Progress in neural computation, as well as neuromorphic hardware, will be needed to build neuromorphic systems. Describing a brain’s computational process mathematically, to produce a function that can be plugged into a processing system, is challenging, especially since we don’t yet fully understand all of biological computing’s components and their computational role in a unified conceptual framework. In a biological system, neurons can not only interact with one another, but their computational function is affected by the manner of their interaction.

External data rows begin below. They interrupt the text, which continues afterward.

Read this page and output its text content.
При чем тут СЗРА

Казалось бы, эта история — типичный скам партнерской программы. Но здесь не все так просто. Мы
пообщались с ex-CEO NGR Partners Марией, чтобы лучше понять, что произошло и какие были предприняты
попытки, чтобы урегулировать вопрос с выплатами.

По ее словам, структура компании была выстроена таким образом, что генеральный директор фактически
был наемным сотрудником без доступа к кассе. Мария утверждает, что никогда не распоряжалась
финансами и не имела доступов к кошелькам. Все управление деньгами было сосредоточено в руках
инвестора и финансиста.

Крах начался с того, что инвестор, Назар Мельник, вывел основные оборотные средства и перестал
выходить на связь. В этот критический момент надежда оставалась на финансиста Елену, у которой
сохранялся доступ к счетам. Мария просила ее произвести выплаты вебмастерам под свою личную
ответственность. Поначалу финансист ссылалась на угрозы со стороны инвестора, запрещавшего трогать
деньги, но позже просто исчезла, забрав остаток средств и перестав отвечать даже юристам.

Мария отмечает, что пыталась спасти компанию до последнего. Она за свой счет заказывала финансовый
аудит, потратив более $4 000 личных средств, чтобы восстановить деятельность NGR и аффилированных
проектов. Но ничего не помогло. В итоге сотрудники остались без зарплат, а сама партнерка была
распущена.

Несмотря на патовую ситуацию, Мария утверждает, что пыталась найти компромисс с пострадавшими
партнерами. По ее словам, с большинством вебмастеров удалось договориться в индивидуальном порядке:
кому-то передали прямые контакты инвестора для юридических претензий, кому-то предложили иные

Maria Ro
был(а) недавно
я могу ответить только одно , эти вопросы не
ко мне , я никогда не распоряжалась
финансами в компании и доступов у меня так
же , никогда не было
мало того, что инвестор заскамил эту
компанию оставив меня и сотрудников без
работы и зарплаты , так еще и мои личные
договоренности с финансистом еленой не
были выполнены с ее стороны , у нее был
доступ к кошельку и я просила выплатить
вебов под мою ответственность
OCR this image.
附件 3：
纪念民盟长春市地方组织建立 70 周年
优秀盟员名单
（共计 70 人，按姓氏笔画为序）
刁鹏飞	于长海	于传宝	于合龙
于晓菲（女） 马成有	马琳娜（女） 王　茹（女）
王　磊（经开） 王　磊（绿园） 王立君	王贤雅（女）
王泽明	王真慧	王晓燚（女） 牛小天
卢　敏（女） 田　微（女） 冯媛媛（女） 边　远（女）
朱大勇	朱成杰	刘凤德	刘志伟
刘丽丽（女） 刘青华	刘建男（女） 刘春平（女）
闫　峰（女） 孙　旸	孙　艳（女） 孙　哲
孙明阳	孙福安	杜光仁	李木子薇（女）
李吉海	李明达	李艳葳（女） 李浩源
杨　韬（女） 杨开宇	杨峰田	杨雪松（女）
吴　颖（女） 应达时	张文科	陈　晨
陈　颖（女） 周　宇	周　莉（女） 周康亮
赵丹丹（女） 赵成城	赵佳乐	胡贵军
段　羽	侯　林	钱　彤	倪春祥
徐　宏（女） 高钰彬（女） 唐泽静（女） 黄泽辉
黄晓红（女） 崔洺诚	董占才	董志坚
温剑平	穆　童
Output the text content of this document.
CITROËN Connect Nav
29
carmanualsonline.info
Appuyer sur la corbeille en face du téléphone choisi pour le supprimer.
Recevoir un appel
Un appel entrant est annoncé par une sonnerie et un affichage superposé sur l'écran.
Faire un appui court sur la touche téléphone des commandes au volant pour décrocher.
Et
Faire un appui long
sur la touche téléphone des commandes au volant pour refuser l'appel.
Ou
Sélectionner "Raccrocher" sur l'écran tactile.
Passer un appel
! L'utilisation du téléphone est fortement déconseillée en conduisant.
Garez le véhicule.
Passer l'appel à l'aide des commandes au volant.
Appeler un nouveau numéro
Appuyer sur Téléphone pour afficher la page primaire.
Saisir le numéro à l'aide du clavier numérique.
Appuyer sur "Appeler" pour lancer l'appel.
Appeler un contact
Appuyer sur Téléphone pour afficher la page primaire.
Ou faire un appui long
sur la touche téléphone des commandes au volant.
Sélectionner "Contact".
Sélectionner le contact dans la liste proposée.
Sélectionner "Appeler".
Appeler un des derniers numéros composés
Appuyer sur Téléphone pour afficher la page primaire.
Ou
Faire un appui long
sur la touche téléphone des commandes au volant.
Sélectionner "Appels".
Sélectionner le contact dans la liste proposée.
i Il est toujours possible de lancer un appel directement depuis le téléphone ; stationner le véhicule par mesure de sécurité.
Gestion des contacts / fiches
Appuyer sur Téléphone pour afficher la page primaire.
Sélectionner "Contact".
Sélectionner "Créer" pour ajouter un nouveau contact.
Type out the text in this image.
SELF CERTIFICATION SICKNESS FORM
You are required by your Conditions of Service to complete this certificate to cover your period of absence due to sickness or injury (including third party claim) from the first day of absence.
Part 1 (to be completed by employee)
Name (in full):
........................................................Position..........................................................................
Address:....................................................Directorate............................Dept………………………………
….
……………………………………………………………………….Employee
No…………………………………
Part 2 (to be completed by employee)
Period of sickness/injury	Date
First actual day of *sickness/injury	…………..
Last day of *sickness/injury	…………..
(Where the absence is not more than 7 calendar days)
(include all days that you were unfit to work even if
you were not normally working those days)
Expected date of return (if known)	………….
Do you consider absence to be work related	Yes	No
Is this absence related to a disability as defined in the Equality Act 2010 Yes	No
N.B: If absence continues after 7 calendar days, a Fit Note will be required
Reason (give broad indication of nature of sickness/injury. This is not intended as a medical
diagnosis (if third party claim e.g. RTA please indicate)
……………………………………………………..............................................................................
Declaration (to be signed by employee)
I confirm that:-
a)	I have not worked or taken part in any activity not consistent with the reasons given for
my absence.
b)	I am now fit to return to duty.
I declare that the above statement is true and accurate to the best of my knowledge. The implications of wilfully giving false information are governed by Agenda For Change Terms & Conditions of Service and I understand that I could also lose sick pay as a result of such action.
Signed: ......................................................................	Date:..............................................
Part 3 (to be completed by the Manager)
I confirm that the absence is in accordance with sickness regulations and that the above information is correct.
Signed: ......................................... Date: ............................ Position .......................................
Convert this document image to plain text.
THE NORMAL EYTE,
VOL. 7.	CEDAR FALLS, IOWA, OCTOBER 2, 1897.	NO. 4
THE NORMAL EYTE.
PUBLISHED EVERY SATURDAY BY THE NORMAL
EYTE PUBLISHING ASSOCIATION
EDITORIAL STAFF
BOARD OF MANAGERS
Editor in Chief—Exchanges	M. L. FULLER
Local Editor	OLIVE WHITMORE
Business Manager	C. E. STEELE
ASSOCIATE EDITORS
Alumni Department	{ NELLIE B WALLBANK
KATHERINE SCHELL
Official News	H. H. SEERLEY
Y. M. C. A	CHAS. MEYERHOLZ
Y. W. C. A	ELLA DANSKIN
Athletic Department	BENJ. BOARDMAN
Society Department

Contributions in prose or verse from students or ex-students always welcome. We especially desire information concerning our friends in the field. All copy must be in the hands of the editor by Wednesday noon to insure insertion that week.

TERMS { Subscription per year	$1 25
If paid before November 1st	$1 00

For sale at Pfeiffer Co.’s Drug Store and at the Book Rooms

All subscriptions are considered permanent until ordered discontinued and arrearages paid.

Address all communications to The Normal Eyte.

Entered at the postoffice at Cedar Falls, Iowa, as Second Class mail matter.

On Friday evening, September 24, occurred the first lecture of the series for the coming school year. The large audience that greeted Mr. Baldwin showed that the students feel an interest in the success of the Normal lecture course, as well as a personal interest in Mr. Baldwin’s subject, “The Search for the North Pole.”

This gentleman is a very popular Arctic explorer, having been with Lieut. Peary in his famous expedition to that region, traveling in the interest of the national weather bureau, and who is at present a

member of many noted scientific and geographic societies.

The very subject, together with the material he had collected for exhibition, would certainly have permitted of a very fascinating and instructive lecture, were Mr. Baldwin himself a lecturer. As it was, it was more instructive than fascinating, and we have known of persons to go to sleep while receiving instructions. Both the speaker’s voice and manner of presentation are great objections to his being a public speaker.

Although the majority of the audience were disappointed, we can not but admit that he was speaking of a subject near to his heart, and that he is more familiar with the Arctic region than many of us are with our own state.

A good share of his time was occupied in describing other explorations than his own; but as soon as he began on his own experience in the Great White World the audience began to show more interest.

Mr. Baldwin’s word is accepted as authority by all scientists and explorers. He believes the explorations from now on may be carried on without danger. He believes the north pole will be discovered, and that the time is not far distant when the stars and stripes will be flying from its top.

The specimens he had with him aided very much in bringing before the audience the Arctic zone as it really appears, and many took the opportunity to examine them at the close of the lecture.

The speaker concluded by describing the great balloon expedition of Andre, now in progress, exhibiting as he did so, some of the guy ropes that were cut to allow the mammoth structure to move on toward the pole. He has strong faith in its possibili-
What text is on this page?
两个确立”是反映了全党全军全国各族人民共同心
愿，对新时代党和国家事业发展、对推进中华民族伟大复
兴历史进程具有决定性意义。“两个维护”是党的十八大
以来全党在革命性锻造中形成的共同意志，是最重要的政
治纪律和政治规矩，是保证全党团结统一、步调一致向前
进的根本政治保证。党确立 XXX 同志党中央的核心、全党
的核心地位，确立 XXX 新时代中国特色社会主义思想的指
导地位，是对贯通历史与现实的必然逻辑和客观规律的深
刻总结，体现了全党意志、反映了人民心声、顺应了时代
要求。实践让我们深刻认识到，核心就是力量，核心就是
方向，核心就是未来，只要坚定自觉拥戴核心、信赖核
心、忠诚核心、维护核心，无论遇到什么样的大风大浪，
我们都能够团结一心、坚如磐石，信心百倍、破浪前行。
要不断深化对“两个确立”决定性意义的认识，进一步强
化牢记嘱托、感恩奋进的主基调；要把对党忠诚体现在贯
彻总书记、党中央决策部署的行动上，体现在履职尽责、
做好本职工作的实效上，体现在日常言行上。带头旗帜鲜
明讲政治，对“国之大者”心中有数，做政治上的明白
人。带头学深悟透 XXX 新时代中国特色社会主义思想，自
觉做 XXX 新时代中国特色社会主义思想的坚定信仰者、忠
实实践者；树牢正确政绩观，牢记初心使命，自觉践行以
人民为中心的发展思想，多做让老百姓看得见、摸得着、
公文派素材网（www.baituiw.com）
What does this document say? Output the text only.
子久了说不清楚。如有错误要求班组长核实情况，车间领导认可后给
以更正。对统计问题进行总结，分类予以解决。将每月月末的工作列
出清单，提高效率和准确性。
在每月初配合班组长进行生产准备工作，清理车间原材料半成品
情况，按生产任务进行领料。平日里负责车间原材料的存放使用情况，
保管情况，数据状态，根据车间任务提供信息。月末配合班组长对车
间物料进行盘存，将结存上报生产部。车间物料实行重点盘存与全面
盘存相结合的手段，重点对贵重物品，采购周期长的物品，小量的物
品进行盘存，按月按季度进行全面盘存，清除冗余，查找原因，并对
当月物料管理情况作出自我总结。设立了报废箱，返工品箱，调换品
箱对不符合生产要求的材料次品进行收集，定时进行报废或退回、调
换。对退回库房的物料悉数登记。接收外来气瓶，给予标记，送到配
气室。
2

There are different forms of plasticity and computation performed at different temporal and spatial scales.

As an example, while most neuromorphic computing uses point neurons, biological neurons are way more complex: dendrites, the branched, tree-like structures at the end of neurons, gather signals though contacts with other cells in their proximity and from other brain areas. The signal received depends not only on the type of chemical contact between the cells, but also on exactly where the two branches of the cells interact and the time it takes for these signals to travel through them. More neuroscience research is needed to understand the computational relevance of each component of the biological system; this understanding can then be integrated into neuromorphic computing and in the development of new neuromorphic hardware platforms.

That will make them much more useful in relatively unconstrained real-world situations, as already demonstrated by proof-of-concept systems that can solve specific perception and control tasks, and carry out simple decision-making such as visual and auditory classification, sound source localisation, visual and auditory attention, basic navigation, obstacle avoidance, landmark recognition, trajectory prediction, and so on. In few years, more robustness and adaptation capabilities will be achieved by the integration of new computational methods such as balanced EI networks, dynamic attractors, multisensory integration and lifelong learning. This will later need to be scaled up and integrated with cognitive large scale brain models to solve complex human-like tasks.

There is a long way to go, but neuromorphic computing to create robots with embodied intelligence is essential for machines to display true hallmarks of cognition, and for artificial intelligence to become meaningfully intelligent. Machines need to be aware of their environment, be self-aware of their own bodies, robustly interpret their own sensory data, and make decisions about the action that will best fulfil their task. Only then will we have robots that are truly fit for the real world.